CNBC has an article
about IDW's plans to follow in Marvel's footsteps by setting up a production outfit for movies and TV:
A few years ago, comic book publisher IDW Publishing had licensed one of its properties to 21st Century Fox to be developed for television, but the studio decided to drop the project.
The top brass at IDW was frustrated. Believing the project had potential and should have moved forward, IDW decided to shake things up. The company would no longer simply license comics to studios and take a passive role — it would partner with production houses to develop its own properties, and kick in part of the early financing.
Personally, I think it signals they're more interested in developing films than the illustrated books they're already notable for, which is exactly where Marvel and DC wound up going. But for now, that's probably beside the point. What matters here is that it looks like IDW's efforts to adapt for live action include diversity pandering, most notably with a book called Wynnona Earp:
The show has struck a chord among LGBTQ viewers in particular. More than one fan at the panel expressed thanks to Andras for including a gay character in Officer Nicole Haught, who struck up a relationship with Wynonna's sister Waverly in season one.

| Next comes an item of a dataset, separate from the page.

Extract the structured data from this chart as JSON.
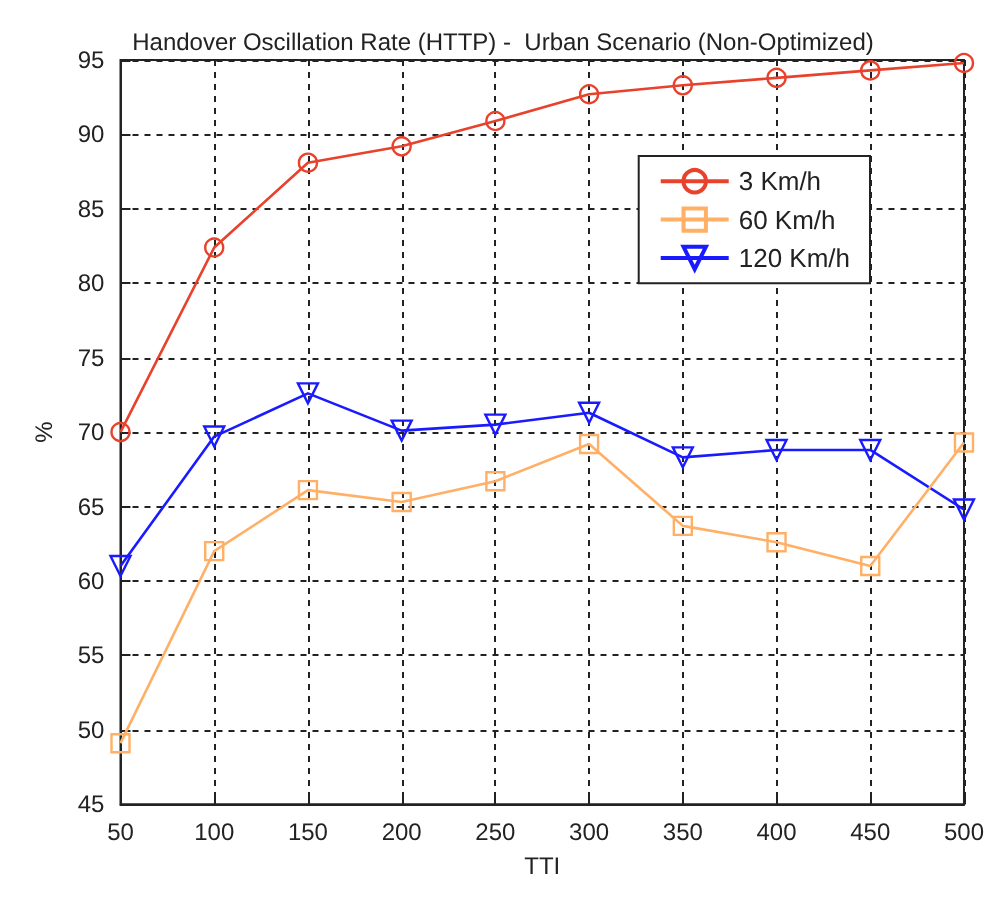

"It's not a pandering relationship. It's treated like any other relationship in the show, and people are really looking for that kind of representation in TV," Adams said, adding LGBTQ people "just don't get to see themselves on TV much."

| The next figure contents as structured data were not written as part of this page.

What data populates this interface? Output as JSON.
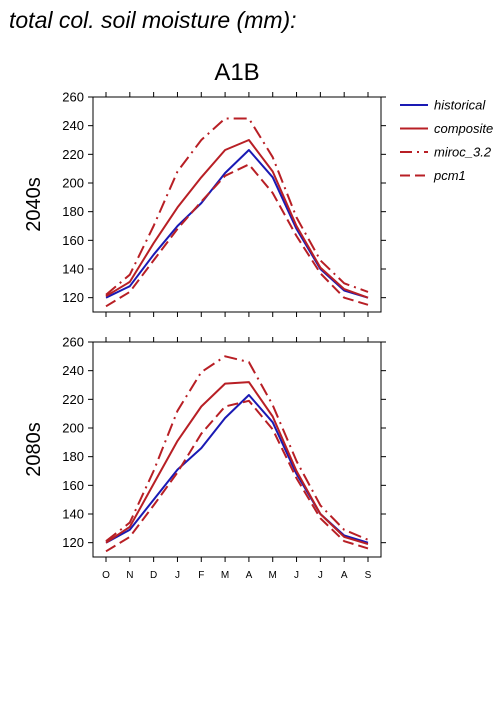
{
  "figure": {
    "title": "total col. soil moisture (mm):",
    "scenario": "A1B"
  },
  "chart_data": [
    {
      "type": "line",
      "title": "A1B",
      "row_label": "2040s",
      "ylabel": "",
      "xlabel": "",
      "ylim": [
        110,
        260
      ],
      "yticks": [
        120,
        140,
        160,
        180,
        200,
        220,
        240,
        260
      ],
      "categories": [
        "O",
        "N",
        "D",
        "J",
        "F",
        "M",
        "A",
        "M",
        "J",
        "J",
        "A",
        "S"
      ],
      "grid": false,
      "legend": "right",
      "series": [
        {
          "name": "historical",
          "color": "#1a1ab4",
          "dash": "solid",
          "values": [
            120,
            128,
            150,
            170,
            186,
            207,
            223,
            204,
            168,
            140,
            125,
            120
          ]
        },
        {
          "name": "composite",
          "color": "#b81f25",
          "dash": "solid",
          "values": [
            121,
            131,
            158,
            183,
            204,
            223,
            230,
            208,
            170,
            141,
            126,
            120
          ]
        },
        {
          "name": "miroc_3.2",
          "color": "#b81f25",
          "dash": "dashdot",
          "values": [
            122,
            136,
            170,
            208,
            230,
            245,
            245,
            218,
            176,
            146,
            130,
            124
          ]
        },
        {
          "name": "pcm1",
          "color": "#b81f25",
          "dash": "dashed",
          "values": [
            114,
            124,
            146,
            168,
            187,
            205,
            213,
            193,
            163,
            137,
            120,
            115
          ]
        }
      ]
    },
    {
      "type": "line",
      "title": "",
      "row_label": "2080s",
      "ylabel": "",
      "xlabel": "",
      "ylim": [
        110,
        260
      ],
      "yticks": [
        120,
        140,
        160,
        180,
        200,
        220,
        240,
        260
      ],
      "categories": [
        "O",
        "N",
        "D",
        "J",
        "F",
        "M",
        "A",
        "M",
        "J",
        "J",
        "A",
        "S"
      ],
      "grid": false,
      "legend": "none",
      "series": [
        {
          "name": "historical",
          "color": "#1a1ab4",
          "dash": "solid",
          "values": [
            120,
            129,
            150,
            171,
            186,
            207,
            223,
            204,
            168,
            140,
            125,
            120
          ]
        },
        {
          "name": "composite",
          "color": "#b81f25",
          "dash": "solid",
          "values": [
            120,
            131,
            161,
            191,
            215,
            231,
            232,
            208,
            170,
            140,
            124,
            119
          ]
        },
        {
          "name": "miroc_3.2",
          "color": "#b81f25",
          "dash": "dashdot",
          "values": [
            121,
            134,
            170,
            212,
            239,
            250,
            246,
            216,
            177,
            146,
            129,
            122
          ]
        },
        {
          "name": "pcm1",
          "color": "#b81f25",
          "dash": "dashed",
          "values": [
            114,
            124,
            146,
            169,
            196,
            215,
            219,
            199,
            165,
            137,
            121,
            116
          ]
        }
      ]
    }
  ]
}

As expected, this is pretty dishonest given that LGBT characters have actually been particularly noticeable on TV of recent. And their claim this isn't pandering is dreary by now, because sexuality is almost entirely what these scriptwriting steps are all about.

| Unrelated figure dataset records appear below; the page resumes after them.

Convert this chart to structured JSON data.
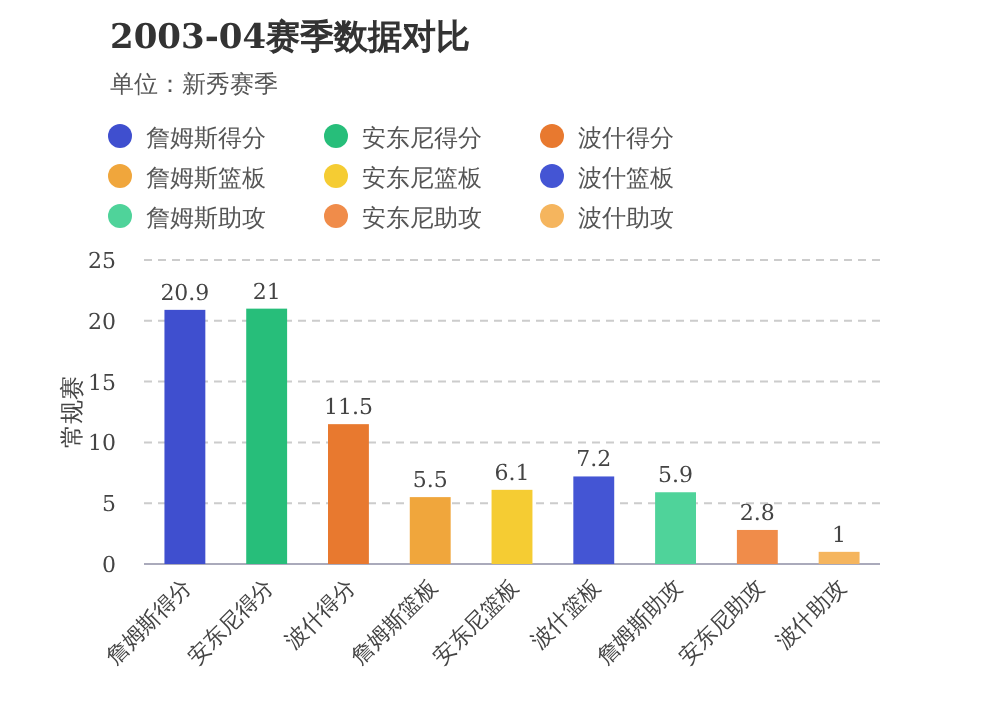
{
  "chart_data": {
    "type": "bar",
    "title": "2003-04赛季数据对比",
    "subtitle": "单位：新秀赛季",
    "ylabel": "常规赛",
    "categories": [
      "詹姆斯得分",
      "安东尼得分",
      "波什得分",
      "詹姆斯篮板",
      "安东尼篮板",
      "波什篮板",
      "詹姆斯助攻",
      "安东尼助攻",
      "波什助攻"
    ],
    "series": [
      {
        "name": "詹姆斯得分",
        "color": "#3f4fcf",
        "values": [
          20.9,
          null,
          null,
          null,
          null,
          null,
          null,
          null,
          null
        ]
      },
      {
        "name": "安东尼得分",
        "color": "#27be7a",
        "values": [
          null,
          21,
          null,
          null,
          null,
          null,
          null,
          null,
          null
        ]
      },
      {
        "name": "波什得分",
        "color": "#e8792f",
        "values": [
          null,
          null,
          11.5,
          null,
          null,
          null,
          null,
          null,
          null
        ]
      },
      {
        "name": "詹姆斯篮板",
        "color": "#f0a63c",
        "values": [
          null,
          null,
          null,
          5.5,
          null,
          null,
          null,
          null,
          null
        ]
      },
      {
        "name": "安东尼篮板",
        "color": "#f5cc33",
        "values": [
          null,
          null,
          null,
          null,
          6.1,
          null,
          null,
          null,
          null
        ]
      },
      {
        "name": "波什篮板",
        "color": "#4455d4",
        "values": [
          null,
          null,
          null,
          null,
          null,
          7.2,
          null,
          null,
          null
        ]
      },
      {
        "name": "詹姆斯助攻",
        "color": "#4fd39a",
        "values": [
          null,
          null,
          null,
          null,
          null,
          null,
          5.9,
          null,
          null
        ]
      },
      {
        "name": "安东尼助攻",
        "color": "#f08c4a",
        "values": [
          null,
          null,
          null,
          null,
          null,
          null,
          null,
          2.8,
          null
        ]
      },
      {
        "name": "波什助攻",
        "color": "#f5b55e",
        "values": [
          null,
          null,
          null,
          null,
          null,
          null,
          null,
          null,
          1
        ]
      }
    ],
    "ylim": [
      0,
      25
    ],
    "yticks": [
      0,
      5,
      10,
      15,
      20,
      25
    ],
    "grid": "y",
    "data_labels": true,
    "legend": "top"
  }
}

Although "Dirk Gently" stars two white men, IDW and its production partner AMC sought to once again cast an ensemble that reflected a diverse viewership, and will strive to do so with future shows, Adams said.
If there's no Chileans, Portuguese, Armenians, Croatians and Finnish with an emphasis on their backgrounds, then there's no diversity. But most importantly, if they're not building these TV shows and films with talented scriptwriting, then diversity's not going to salvage them. And there's no way to tell from this article if quality scripting was taken into account by the IDW producers.